I'll look into buying a clicker. I've been walking and running him everyday and doing about half an hour or so of training. He can sit and will heel to my left side without a leash ONLY when he knows I've got food. I can't simply say heel without food otherwise he completely ignores me.

Will he start following my commands all the time if I keep at it?


----------



## Ucdcrush (Mar 22, 2004)

No, probably not ALL the time, don't expect that and accept the best he gives you. He sounds normal. You just need to strengthen the association. If you don't want to use food, you might try something equally interesting such as a tennis ball you're about to throw.

And in your beginning work, you must set the dog up to SUCCEED, meaning help him as much as you can to do the behavior you're asking of him as many times as possible. This would include a leash connecting you, tasty treats, and minimizing distractions.

You may also want to read the establishing dominance thread, and practice leadership strategies with him including random downs throughout the day, and having him yield to you by telling him to move out of the way as you walk through where he's standing. I have used these techniques and they do seem to keep the pack structure organized in my favor









One more thing, look for opportunities to successfully get him to obey commands in daily life. For example, if he wants to go out, make him sit or down first. Want to throw a tennis ball, sit first.

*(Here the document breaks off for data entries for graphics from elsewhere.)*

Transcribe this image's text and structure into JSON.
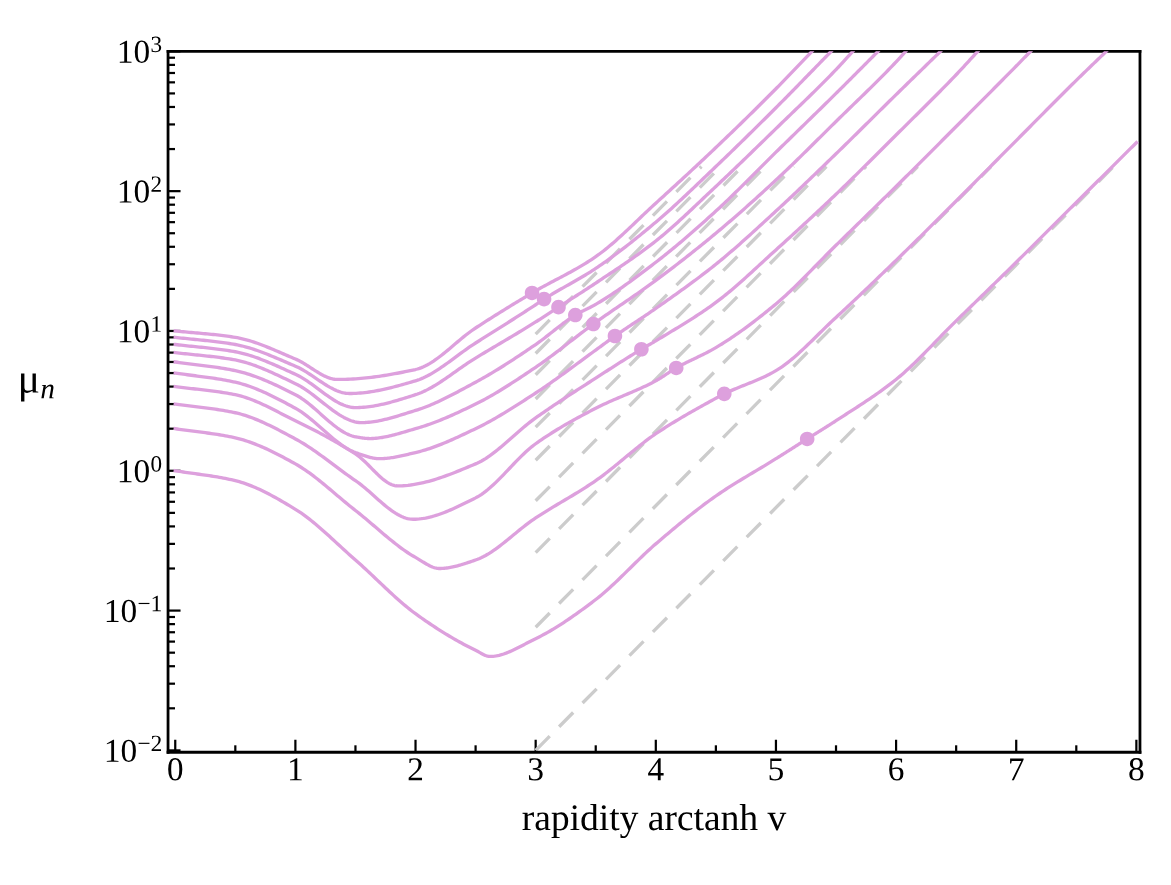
{
  "chart_data": {
    "type": "line",
    "xlabel": "rapidity arctanh v",
    "ylabel": "μ$_{n}$",
    "log": "y",
    "grid": false,
    "xlim": [
      -0.06,
      8.03
    ],
    "ylim": [
      0.0097,
      1000
    ],
    "xticks": [
      0,
      1,
      2,
      3,
      4,
      5,
      6,
      7,
      8,
      {
        "value": 0.5,
        "label": null
      },
      {
        "value": 1.5,
        "label": null
      },
      {
        "value": 2.5,
        "label": null
      },
      {
        "value": 3.5,
        "label": null
      },
      {
        "value": 4.5,
        "label": null
      },
      {
        "value": 5.5,
        "label": null
      },
      {
        "value": 6.5,
        "label": null
      },
      {
        "value": 7.5,
        "label": null
      }
    ],
    "yticks": [
      {
        "value": 0.01,
        "label": "10$^{−2}$"
      },
      {
        "value": 0.1,
        "label": "10$^{−1}$"
      },
      {
        "value": 1,
        "label": "10$^{0}$"
      },
      {
        "value": 10,
        "label": "10$^{1}$"
      },
      {
        "value": 100,
        "label": "10$^{2}$"
      },
      {
        "value": 1000,
        "label": "10$^{3}$"
      },
      {
        "value": 0.02,
        "label": null
      },
      {
        "value": 0.03,
        "label": null
      },
      {
        "value": 0.04,
        "label": null
      },
      {
        "value": 0.05,
        "label": null
      },
      {
        "value": 0.06,
        "label": null
      },
      {
        "value": 0.07,
        "label": null
      },
      {
        "value": 0.08,
        "label": null
      },
      {
        "value": 0.09,
        "label": null
      },
      {
        "value": 0.2,
        "label": null
      },
      {
        "value": 0.3,
        "label": null
      },
      {
        "value": 0.4,
        "label": null
      },
      {
        "value": 0.5,
        "label": null
      },
      {
        "value": 0.6,
        "label": null
      },
      {
        "value": 0.7,
        "label": null
      },
      {
        "value": 0.8,
        "label": null
      },
      {
        "value": 0.9,
        "label": null
      },
      {
        "value": 2,
        "label": null
      },
      {
        "value": 3,
        "label": null
      },
      {
        "value": 4,
        "label": null
      },
      {
        "value": 5,
        "label": null
      },
      {
        "value": 6,
        "label": null
      },
      {
        "value": 7,
        "label": null
      },
      {
        "value": 8,
        "label": null
      },
      {
        "value": 9,
        "label": null
      },
      {
        "value": 20,
        "label": null
      },
      {
        "value": 30,
        "label": null
      },
      {
        "value": 40,
        "label": null
      },
      {
        "value": 50,
        "label": null
      },
      {
        "value": 60,
        "label": null
      },
      {
        "value": 70,
        "label": null
      },
      {
        "value": 80,
        "label": null
      },
      {
        "value": 90,
        "label": null
      },
      {
        "value": 200,
        "label": null
      },
      {
        "value": 300,
        "label": null
      },
      {
        "value": 400,
        "label": null
      },
      {
        "value": 500,
        "label": null
      },
      {
        "value": 600,
        "label": null
      },
      {
        "value": 700,
        "label": null
      },
      {
        "value": 800,
        "label": null
      },
      {
        "value": 900,
        "label": null
      }
    ],
    "series": [
      {
        "type": "line",
        "line_style": "dashed",
        "color": "#cccccc",
        "x": [
          3,
          7.81
        ],
        "values": [
          0.01,
          150
        ]
      },
      {
        "type": "line",
        "line_style": "dashed",
        "color": "#cccccc",
        "x": [
          3,
          6.79
        ],
        "values": [
          0.076,
          150
        ]
      },
      {
        "type": "line",
        "line_style": "dashed",
        "color": "#cccccc",
        "x": [
          3,
          6.18
        ],
        "values": [
          0.26,
          150
        ]
      },
      {
        "type": "line",
        "line_style": "dashed",
        "color": "#cccccc",
        "x": [
          3,
          5.75
        ],
        "values": [
          0.61,
          150
        ]
      },
      {
        "type": "line",
        "line_style": "dashed",
        "color": "#cccccc",
        "x": [
          3,
          5.42
        ],
        "values": [
          1.19,
          150
        ]
      },
      {
        "type": "line",
        "line_style": "dashed",
        "color": "#cccccc",
        "x": [
          3,
          5.15
        ],
        "values": [
          2.05,
          150
        ]
      },
      {
        "type": "line",
        "line_style": "dashed",
        "color": "#cccccc",
        "x": [
          3,
          4.91
        ],
        "values": [
          3.26,
          150
        ]
      },
      {
        "type": "line",
        "line_style": "dashed",
        "color": "#cccccc",
        "x": [
          3,
          4.72
        ],
        "values": [
          4.86,
          150
        ]
      },
      {
        "type": "line",
        "line_style": "dashed",
        "color": "#cccccc",
        "x": [
          3,
          4.54
        ],
        "values": [
          6.9,
          150
        ]
      },
      {
        "type": "line",
        "line_style": "dashed",
        "color": "#cccccc",
        "x": [
          3,
          4.38
        ],
        "values": [
          9.5,
          150
        ]
      },
      {
        "line_style": "solid",
        "color": "#dda0dd",
        "x": [
          0,
          0.5,
          1,
          1.5,
          2,
          2.5,
          2.62,
          3,
          3.5,
          4,
          4.5,
          5,
          5.26,
          5.5,
          6,
          6.5,
          7,
          7.5,
          8
        ],
        "values": [
          1,
          0.85,
          0.53,
          0.23,
          0.095,
          0.052,
          0.047,
          0.063,
          0.12,
          0.3,
          0.66,
          1.22,
          1.69,
          2.28,
          4.5,
          11.8,
          31,
          83,
          222
        ]
      },
      {
        "line_style": "solid",
        "color": "#dda0dd",
        "x": [
          0,
          0.5,
          1,
          1.5,
          2,
          2.2,
          2.5,
          3,
          3.5,
          4,
          4.5,
          4.57,
          5,
          5.5,
          6,
          6.5,
          7,
          7.5,
          7.75
        ],
        "values": [
          2,
          1.72,
          1.12,
          0.52,
          0.24,
          0.2,
          0.23,
          0.46,
          0.85,
          1.84,
          3.3,
          3.55,
          5.2,
          12.5,
          32,
          85,
          230,
          620,
          1000
        ]
      },
      {
        "line_style": "solid",
        "color": "#dda0dd",
        "x": [
          0,
          0.5,
          1,
          1.5,
          1.98,
          2.5,
          3,
          3.5,
          4,
          4.17,
          4.5,
          5,
          5.5,
          6,
          6.5,
          7,
          7.12
        ],
        "values": [
          3,
          2.6,
          1.69,
          0.85,
          0.45,
          0.64,
          1.56,
          2.8,
          4.4,
          5.44,
          7.6,
          15.6,
          41,
          108,
          290,
          785,
          1000
        ]
      },
      {
        "line_style": "solid",
        "color": "#dda0dd",
        "x": [
          0,
          0.5,
          1,
          1.5,
          1.85,
          2.5,
          3,
          3.5,
          3.88,
          4,
          4.5,
          5,
          5.5,
          6,
          6.5,
          6.68
        ],
        "values": [
          4,
          3.5,
          2.28,
          1.32,
          0.78,
          1.12,
          2.39,
          4.6,
          7.4,
          8.5,
          16,
          38,
          95,
          252,
          680,
          1000
        ]
      },
      {
        "line_style": "solid",
        "color": "#dda0dd",
        "x": [
          0,
          0.5,
          1,
          1.5,
          1.7,
          2,
          2.5,
          3,
          3.5,
          3.66,
          4,
          4.5,
          5,
          5.5,
          6,
          6.37
        ],
        "values": [
          5,
          4.3,
          2.8,
          1.35,
          1.22,
          1.35,
          2.0,
          3.6,
          7.3,
          9.2,
          14.5,
          30,
          72,
          185,
          490,
          1000
        ]
      },
      {
        "line_style": "solid",
        "color": "#dda0dd",
        "x": [
          0,
          0.5,
          1,
          1.5,
          1.62,
          2,
          2.5,
          3,
          3.48,
          4,
          4.5,
          5,
          5.5,
          6,
          6.08
        ],
        "values": [
          6,
          5.2,
          3.5,
          1.75,
          1.7,
          2.0,
          3.0,
          5.5,
          11.2,
          23,
          50,
          120,
          315,
          840,
          1000
        ]
      },
      {
        "line_style": "solid",
        "color": "#dda0dd",
        "x": [
          0,
          0.5,
          1,
          1.55,
          2,
          2.5,
          3,
          3.33,
          3.5,
          4,
          4.5,
          5,
          5.5,
          5.85
        ],
        "values": [
          7,
          6.2,
          4.2,
          2.21,
          2.7,
          4.3,
          8.0,
          13,
          15.5,
          31,
          72,
          190,
          500,
          1000
        ]
      },
      {
        "line_style": "solid",
        "color": "#dda0dd",
        "x": [
          0,
          0.5,
          1,
          1.5,
          2,
          2.5,
          3,
          3.19,
          3.5,
          4,
          4.5,
          5,
          5.5,
          5.64
        ],
        "values": [
          8,
          7.1,
          4.9,
          2.83,
          3.5,
          6.4,
          11.6,
          14.8,
          22,
          44,
          108,
          280,
          740,
          1000
        ]
      },
      {
        "line_style": "solid",
        "color": "#dda0dd",
        "x": [
          0,
          0.5,
          1,
          1.45,
          2,
          2.5,
          3,
          3.07,
          3.5,
          4,
          4.5,
          5,
          5.46
        ],
        "values": [
          9,
          8.0,
          5.6,
          3.57,
          4.4,
          8.2,
          15.4,
          16.9,
          28,
          60,
          150,
          395,
          1000
        ]
      },
      {
        "line_style": "solid",
        "color": "#dda0dd",
        "x": [
          0,
          0.5,
          1,
          1.35,
          2,
          2.5,
          2.97,
          3.5,
          4,
          4.5,
          5,
          5.3
        ],
        "values": [
          10,
          9.0,
          6.3,
          4.5,
          5.3,
          10.5,
          18.7,
          34,
          82,
          205,
          540,
          1000
        ]
      },
      {
        "type": "scatter",
        "marker": "circle",
        "color": "#dda0dd",
        "x": [
          5.26,
          4.57,
          4.17,
          3.88,
          3.66,
          3.48,
          3.33,
          3.19,
          3.07,
          2.97
        ],
        "values": [
          1.69,
          3.55,
          5.44,
          7.4,
          9.2,
          11.2,
          13,
          14.8,
          16.9,
          18.7
        ]
      }
    ]
  }
}
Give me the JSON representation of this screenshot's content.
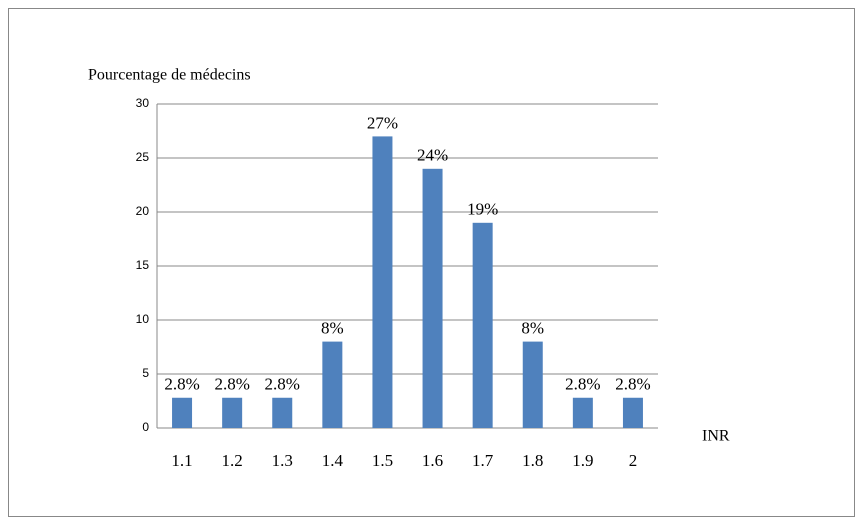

And of course keep doing it at meal time, but don't over-do it i.e. multiple repeated commands while his food bowl is sitting there full.


----------



## middleofnowhere (Dec 20, 2000)

I'm glad that you are finding time for your dog. Yes, the key is finding what he values and using it as a reward.
I'd suspect that he is going to be happy as heck with the attention & praise for doing the "right" thing.


----------



## aliveupbo (Jan 14, 2010)

I'm also having a bit of trouble walking him. When I take him on walks alone he generally trots right beside me and the leash is lose. But when we walk with someone else he pulls ahead and does whatever he pleases so Im basically choking him alot pulling back on the leash.

What's the best way to train a dog to walk beside you? Ive watched Cesar and his techniques about staying calm and dominant, but obviously my lack of knowledge and training ability shows through my dog.


----------